A sporting polar year ahead | Polarjournal

From the Arctic Games to the Southern Games, here’s a look back at the competitions that took place in 2023 and will resume next year in a highly sporting year with the arrival of the Olympic Games.

Bench press, treadmill, ice hockey – 2024 will take on a particularly sporting flavour with the Olympic Games in Paris. Even though the flame from Athens will reach Marseille by sea, and even though the Winter Olympics will not be held until the following year, the world will not be free from sporting events with a “polar spirit”. To ensure that we move towards 2024 smoothly, let’s take a look north and south to 2023, with the Arctic Games and the Southern Games.

The spirit of the Arctic Games reflects the “Arctic way of life”, “solidarity” and “mutual aid”, said sports historian Julien Fuchs, who studies the games, last January.
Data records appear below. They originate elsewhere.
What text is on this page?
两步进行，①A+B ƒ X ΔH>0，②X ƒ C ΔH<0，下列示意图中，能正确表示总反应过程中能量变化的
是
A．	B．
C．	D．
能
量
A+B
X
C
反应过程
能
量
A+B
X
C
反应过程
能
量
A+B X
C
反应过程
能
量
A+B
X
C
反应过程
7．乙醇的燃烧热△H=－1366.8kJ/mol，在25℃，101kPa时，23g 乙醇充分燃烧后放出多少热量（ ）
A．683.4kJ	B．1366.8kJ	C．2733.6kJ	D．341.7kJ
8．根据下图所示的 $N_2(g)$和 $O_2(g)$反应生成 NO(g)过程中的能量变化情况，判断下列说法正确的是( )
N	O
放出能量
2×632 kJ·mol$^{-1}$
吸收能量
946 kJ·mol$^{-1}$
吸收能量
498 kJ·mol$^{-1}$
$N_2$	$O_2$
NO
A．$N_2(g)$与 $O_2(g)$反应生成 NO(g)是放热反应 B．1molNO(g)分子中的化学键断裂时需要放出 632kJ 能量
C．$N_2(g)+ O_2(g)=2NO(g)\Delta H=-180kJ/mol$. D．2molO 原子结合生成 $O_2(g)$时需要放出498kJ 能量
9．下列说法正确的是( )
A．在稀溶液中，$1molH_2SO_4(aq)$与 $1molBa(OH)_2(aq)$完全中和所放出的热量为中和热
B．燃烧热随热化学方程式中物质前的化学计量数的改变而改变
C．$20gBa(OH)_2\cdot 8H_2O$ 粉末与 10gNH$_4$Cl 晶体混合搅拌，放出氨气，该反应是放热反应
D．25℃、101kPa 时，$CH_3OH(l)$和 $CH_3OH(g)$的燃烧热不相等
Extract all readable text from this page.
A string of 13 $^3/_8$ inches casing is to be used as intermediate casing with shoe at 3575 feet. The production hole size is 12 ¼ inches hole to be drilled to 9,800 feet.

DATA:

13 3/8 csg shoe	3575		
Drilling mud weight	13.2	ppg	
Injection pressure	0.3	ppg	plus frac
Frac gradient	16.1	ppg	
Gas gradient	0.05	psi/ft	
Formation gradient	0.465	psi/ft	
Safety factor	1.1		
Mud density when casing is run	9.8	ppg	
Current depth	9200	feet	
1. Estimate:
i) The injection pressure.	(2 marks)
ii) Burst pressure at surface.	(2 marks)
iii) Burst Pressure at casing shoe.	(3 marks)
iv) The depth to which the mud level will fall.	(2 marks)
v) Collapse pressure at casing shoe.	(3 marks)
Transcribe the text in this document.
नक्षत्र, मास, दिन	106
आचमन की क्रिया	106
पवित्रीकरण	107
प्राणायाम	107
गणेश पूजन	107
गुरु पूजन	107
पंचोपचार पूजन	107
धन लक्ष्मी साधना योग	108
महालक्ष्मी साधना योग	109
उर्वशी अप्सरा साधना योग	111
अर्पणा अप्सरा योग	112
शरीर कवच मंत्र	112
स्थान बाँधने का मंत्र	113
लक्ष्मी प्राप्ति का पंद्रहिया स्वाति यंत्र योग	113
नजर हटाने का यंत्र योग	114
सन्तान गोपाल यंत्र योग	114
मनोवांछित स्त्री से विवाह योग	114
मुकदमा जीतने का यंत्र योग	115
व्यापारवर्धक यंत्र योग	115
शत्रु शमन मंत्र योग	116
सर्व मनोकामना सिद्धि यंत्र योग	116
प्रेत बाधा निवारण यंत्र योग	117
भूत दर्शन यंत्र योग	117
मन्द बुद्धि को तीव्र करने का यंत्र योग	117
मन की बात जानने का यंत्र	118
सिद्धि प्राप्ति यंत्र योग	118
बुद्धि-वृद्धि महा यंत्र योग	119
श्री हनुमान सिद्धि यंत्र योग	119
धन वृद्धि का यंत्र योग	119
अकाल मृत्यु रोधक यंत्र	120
To him, these are particularly necessary values in these cold, isolated regions. A competition not without fair play, of course, or abstraction, when you see freediving in basins and paper airplane throwing on the list of disciplines at the Southern Games. This competition, organized at the five French Antarctic stations, is “a reflection of the Antarctic Treaty”, as Dr. Christophe Carraut reminded us in July. Dr. Carraut relaunched and updated the Australian Games in 2017, and they have been constantly evolving ever since, thanks to the rotating presidency.

Next year, the Arctic Games will be held in Mat-Su Valley, Alaska, from March 10 to 16, after taking place in Fort McMurray, Alberta, in Canada from January 29 to February 4 this year. Communities from the Yukon, Northwest Territories, Northern Alberta, Nunavut, Nunavik, Kalaallit Nunaat and Sapmi will be taking part. As last year, the Russian communities of the Yamal Peninsula will be absent from the circumpolar event. In addition to modern games such as biathlon, the program includes Dene games – for example, duels originally fought in the confines of igloos – as well as head-pulling and finger-pulling.

On the other side of the globe, the French stations will be holding games organised by the winner of the 2023 edition, the station on Amsterdam Island, which had its “little moment of euphoria”. Perhaps the Paris Olympics will galvanise the Southern Games, and they will once again enjoy an international boost as they did in 2017 when Chile took part. Or maybe the Franco-Italian base at Concordia will win its first victory despite the oxygen depletion faced by the athletes at 3,000 metres altitude. Perhaps they will be able to lift the penguin-head trophy that travels from station to station… after the young Arctic Games athletes (aged between 12 and 20) have brandished the trophy in the shape of a narwhal’s tusk.

This competition in the colors of the Arctic is not just about rankings and winning. Participants are rewarded for fair play, encouragement of their fellow competitors and the incorporation of cultural symbols in their sportswear. On both sides of the poles, the proverb ” Participation is everything” is all the more true as the hardest part is getting there.